As part of their record, dual service parents and single parents must file a special power of attorney on the document side of their OQR/SRB. This special power of attorney will detail the Marine's care plans for minor children in the event of deployment.

When a Marine is given special authority for reenlistment or extension of enlistment or when awarded a remedial promotion, the appropriate documentation must be retained on the document side of the SRB. A career planning contact record should be filed on the document side of the SRB of first term Marines to document counseling with the command's career planner.

For Marines who work with classified material a number of important documents may be retained. These include the record of personnel reliability program (PRP), the PRP screening and evaluation record, security termination statements, national agency check requests, requests for personnel security investigations, and personal history statements.

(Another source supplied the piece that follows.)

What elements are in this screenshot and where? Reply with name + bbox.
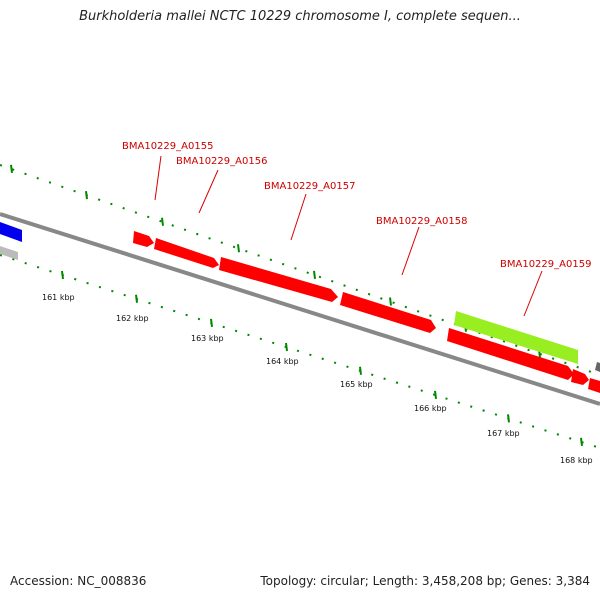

Punitive and non-punitive letters of reprimand as well as page 11 entry rebuttals will be filed near the end of the document side.

As the last document retained, there will be a record of disclosure, OPNAV FORM 5511/14, to record to whom and on what date information from the record has been released
Summary. This handout has examined the most common and useful personnel records available in the Marine Corps. Take care of your Marines and yourself by ensuring their accuracy and completeness at all times.